While summer fun often brings to mind images of swimsuits and pool toys, remember that pool time can be dangerous for unsupervised children. You probably have heard at least one story, if not many, about a child drowning while her guardian was just performing one quick task, but did you know that drowning:
- is silent
- is quick
- only requires a little bit of water
- causes brain damage (if survived)
- usually claims young children
- usually happens in a pool (for young children)
When you picture someone drowning, you probably picture someone flailing about and screaming for help. This is not an accurate picture. When fighting for an intake of air instead of water, the victim’s focus will be on regaining breath and will therefore not be able to speak, both for lack of breath and for focus. This is true for children and adults alike. You should not expect to be able to hear flailing or splashing, either.
A small child will asphyxiate in only a few minutes. Death can occur in less than five minutes for anyone.
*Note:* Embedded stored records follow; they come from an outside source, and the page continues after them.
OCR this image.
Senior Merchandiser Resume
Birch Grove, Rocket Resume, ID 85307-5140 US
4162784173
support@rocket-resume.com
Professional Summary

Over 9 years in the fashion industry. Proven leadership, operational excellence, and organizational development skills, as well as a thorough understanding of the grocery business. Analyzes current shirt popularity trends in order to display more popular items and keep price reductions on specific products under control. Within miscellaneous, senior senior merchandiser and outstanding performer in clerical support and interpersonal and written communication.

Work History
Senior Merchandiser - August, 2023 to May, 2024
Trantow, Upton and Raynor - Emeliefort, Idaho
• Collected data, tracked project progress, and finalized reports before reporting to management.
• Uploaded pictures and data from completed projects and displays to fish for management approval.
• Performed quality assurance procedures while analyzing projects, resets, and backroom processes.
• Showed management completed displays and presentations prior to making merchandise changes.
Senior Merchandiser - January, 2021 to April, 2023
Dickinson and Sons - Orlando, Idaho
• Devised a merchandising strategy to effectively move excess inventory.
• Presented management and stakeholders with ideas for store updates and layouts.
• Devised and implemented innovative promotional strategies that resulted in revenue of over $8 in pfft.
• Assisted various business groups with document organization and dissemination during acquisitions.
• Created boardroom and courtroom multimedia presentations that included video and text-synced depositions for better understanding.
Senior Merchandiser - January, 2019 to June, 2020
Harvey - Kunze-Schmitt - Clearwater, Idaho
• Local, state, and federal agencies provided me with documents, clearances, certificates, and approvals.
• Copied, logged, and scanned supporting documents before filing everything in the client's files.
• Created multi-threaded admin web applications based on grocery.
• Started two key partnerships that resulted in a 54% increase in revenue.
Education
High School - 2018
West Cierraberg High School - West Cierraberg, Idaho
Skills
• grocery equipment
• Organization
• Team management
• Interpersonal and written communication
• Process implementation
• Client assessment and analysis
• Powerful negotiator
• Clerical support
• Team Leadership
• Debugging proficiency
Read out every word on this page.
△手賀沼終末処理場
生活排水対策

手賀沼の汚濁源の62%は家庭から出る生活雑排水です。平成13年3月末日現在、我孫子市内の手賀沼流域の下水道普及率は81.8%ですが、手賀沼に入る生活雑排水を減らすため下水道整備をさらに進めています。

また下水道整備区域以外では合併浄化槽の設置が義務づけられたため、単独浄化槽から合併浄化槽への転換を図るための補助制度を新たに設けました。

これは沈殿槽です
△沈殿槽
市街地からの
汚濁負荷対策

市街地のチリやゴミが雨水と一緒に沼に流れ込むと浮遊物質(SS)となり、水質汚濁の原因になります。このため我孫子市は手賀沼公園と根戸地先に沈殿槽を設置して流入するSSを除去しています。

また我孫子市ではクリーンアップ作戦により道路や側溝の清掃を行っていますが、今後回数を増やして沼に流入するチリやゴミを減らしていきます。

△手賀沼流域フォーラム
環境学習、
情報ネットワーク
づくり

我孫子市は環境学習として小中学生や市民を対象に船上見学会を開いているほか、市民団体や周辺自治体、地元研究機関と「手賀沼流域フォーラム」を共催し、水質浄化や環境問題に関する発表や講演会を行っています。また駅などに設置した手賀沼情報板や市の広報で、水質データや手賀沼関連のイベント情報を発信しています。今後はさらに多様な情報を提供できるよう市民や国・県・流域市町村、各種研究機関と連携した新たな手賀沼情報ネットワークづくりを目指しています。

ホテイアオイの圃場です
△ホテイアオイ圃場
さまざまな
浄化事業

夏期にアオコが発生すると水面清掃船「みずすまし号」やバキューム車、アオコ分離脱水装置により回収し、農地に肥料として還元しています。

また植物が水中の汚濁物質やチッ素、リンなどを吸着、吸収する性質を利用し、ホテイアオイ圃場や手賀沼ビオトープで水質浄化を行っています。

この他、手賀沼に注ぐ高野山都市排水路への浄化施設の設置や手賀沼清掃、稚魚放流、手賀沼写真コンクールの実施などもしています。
Note that this time frame includes how long the victim is able to hold their breath; most adults can hold their breath for a few minutes. Once out of breath, death will follow within seconds.
All that it takes for a drowning to occur is enough water to cover the mouth and nose. This can mean just a few inches of water in a bucket or bathtub.
As the death is due to asphyxiation, even if the victim survives, major brain damage can still occur. Cutting off air from the brain causes damage to the brain. Only two minutes underwater are required for brain damage to begin, even for older victims. The damage that can occur from a near-drowning often requires hospitalization.
Thirty percent of young children, ages one to four, who died by accidental injury died by drowning. More than half of these young children did so in a pool.
Tragedy can be avoided if simple safety precautions are followed. The number one way to stay safe, however, is to pay attention. Keep a close eye on children, do not let them around pools unsupervised, and when in doubt, ask if a potential victim is okay. When safety comes first, disaster can’t intrude on summertime fun.